Перед тем как приехать на буровую, я успел забежать в редакцию, покопался в подшивке, пошушукался с Федей Богенчуком, потом двинул к Макарцеву, узнав, что тот в отпуске и, по слухам, никуда не уехал. Макарцев возлежал на тахте, обложившись книгами и подушками, читал он то ли «Сагу о Форсайтах», то ли «Семью Тибо», одним глазом следил за резвившимися на экране «а-ну-ка-девушками», ну и проигрыватель, конечно, крутился. Говорил Макарцев нехотя, с Китаевым, насколько я понял, был он в ссоре. Тогда я узнал про скоропалительный и краткосрочный уход мастера из бригады, и это обстоятельство, честно говоря, заинтересовало меня больше, нежели история с рекордом. К тому ж была она давняя, еще апрельская, да и особых загадок, по-моему, в ней не было, — просто хотелось знать, как расценивает ситуацию сам Китаев.

— Рекорд как рекорд, — сказал Китаев. — Почему ты-то об этом спрашиваешь? Была комиссия из главка — все правильно, все сошлось.

— Зачем же комиссии приезжать, если «рекорд как рекорд»?

— Да есть тут один, дружок мой бывший, он воду мутит... Ты с ним говорил?

— Не знаю, о ком ты толкуешь... Но предположить могу. Нет, не говорил. Я у тебя хочу узнать, что тут произошло, а не из газет.

— Каких еще газет? — всполошился Китаев. — Ты о чем это, Яклич?

— Ты беседовал с ...? — назвал я фамилию своего коллеги, встреченного в аэропорту.

— Ну. А что?

— Разве из вопросов не было ясно, к чему он клонит?
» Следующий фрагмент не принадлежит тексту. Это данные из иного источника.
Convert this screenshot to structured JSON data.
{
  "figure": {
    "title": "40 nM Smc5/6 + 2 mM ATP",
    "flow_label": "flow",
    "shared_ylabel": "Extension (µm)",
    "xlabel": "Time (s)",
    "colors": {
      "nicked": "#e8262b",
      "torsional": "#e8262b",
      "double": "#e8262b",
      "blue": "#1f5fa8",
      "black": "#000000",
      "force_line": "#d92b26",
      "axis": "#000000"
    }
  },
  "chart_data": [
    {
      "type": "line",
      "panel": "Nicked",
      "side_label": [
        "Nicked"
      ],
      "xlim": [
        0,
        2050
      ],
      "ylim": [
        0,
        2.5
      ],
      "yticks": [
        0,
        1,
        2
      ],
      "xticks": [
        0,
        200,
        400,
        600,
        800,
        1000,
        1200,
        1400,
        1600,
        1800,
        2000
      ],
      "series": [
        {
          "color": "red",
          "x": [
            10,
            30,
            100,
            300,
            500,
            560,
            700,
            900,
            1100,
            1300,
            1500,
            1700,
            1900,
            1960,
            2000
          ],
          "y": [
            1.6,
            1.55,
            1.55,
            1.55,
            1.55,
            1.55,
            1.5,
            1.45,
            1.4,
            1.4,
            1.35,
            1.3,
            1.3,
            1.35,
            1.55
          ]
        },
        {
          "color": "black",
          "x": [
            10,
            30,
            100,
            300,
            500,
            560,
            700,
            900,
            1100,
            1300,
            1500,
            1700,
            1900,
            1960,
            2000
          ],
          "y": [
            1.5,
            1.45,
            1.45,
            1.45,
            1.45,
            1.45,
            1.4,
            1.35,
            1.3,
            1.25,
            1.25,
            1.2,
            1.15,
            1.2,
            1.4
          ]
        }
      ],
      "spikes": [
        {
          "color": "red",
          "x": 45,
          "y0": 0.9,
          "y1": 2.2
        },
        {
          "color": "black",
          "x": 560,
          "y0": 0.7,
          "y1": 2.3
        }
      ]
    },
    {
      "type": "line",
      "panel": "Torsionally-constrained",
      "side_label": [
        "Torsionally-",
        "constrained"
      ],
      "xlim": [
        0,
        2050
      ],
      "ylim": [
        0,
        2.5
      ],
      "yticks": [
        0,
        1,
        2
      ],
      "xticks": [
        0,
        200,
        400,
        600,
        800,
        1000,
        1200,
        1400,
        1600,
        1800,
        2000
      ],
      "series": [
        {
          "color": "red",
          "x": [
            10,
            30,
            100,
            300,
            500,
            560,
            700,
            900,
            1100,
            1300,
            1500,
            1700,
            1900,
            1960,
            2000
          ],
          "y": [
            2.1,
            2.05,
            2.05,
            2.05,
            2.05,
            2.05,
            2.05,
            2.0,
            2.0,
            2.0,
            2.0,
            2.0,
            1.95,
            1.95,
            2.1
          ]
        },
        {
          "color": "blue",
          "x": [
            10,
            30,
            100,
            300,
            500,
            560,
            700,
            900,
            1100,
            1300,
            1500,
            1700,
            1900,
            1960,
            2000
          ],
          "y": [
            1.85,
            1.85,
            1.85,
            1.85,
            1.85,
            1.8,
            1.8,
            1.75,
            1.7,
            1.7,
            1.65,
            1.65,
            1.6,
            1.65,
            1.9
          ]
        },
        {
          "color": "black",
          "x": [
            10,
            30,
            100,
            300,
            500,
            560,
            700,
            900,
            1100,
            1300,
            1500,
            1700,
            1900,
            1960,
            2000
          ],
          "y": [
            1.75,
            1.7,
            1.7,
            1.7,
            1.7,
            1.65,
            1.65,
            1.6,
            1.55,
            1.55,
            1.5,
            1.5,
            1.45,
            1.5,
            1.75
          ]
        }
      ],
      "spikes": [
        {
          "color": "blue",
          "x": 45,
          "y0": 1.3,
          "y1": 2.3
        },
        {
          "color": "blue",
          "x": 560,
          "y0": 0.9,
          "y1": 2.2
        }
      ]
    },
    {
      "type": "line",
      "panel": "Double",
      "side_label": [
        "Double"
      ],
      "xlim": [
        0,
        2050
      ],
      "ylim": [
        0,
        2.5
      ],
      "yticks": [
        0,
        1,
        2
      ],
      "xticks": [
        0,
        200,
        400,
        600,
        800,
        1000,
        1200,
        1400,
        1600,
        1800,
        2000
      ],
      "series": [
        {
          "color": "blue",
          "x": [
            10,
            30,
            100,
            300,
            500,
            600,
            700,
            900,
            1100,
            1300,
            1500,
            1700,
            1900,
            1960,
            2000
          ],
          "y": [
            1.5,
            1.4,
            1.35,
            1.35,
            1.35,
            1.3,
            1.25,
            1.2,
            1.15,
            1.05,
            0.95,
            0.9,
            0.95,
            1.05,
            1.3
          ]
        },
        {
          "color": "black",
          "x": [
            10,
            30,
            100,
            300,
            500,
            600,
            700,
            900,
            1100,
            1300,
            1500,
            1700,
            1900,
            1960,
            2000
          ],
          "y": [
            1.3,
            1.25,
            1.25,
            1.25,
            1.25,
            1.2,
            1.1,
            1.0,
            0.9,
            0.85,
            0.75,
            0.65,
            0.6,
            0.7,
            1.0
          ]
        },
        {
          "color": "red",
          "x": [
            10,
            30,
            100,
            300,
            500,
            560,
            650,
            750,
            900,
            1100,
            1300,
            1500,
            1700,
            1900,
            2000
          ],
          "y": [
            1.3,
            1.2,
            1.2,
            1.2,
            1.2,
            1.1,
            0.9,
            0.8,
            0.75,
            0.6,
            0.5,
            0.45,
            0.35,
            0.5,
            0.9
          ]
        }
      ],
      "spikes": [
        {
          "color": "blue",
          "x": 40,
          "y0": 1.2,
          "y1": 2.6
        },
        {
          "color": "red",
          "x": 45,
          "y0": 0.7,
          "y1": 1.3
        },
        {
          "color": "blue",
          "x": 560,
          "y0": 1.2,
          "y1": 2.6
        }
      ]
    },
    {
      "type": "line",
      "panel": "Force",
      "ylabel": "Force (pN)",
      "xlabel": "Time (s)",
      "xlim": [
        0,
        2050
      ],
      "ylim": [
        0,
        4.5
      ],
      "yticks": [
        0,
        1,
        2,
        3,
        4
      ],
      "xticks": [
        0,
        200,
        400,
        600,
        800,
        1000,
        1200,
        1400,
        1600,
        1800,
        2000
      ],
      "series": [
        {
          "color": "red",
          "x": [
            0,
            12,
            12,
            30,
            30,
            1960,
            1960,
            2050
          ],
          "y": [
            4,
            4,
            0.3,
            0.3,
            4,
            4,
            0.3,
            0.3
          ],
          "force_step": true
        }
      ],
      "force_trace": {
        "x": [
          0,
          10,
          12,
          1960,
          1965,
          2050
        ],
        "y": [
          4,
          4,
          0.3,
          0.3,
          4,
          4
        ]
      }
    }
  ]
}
— Да мы с ним на бегу встретились. В горкоме. Он только и успел крикнуть: «Привет, Васильич!» Куда-то спешил он... Хотя нет, еще в гости меня приглашал: «Будешь в Тюмени, Витя, непременно заходи!»

— Что ж, зайди. Только сначала давай о рекорде. Что там было?

— Пробурили скоростную скважину. За пять суток.

— А на самом деле?

— И на самом деле — за пять суток.

— Кондуктор куда считали?

— Куда надо — туда и считали, — недовольным тоном сказал Китаев. — Сначала пробурили кондуктор, спустили колонну, опрессовали. Подготовились к бурению, забурились. Когда закончили скважину, приплюсовали к общему времени часы, потраченные на бурение кондуктора. Тридцать там с чем-то часов. Вот и все.

Нет, Васильич, не все, подумал я. Здесь уже ты явно темнишь. Здесь, мне кажется, и кроется щель, в которую норовит спихнуть тебя мой правдивый коллега...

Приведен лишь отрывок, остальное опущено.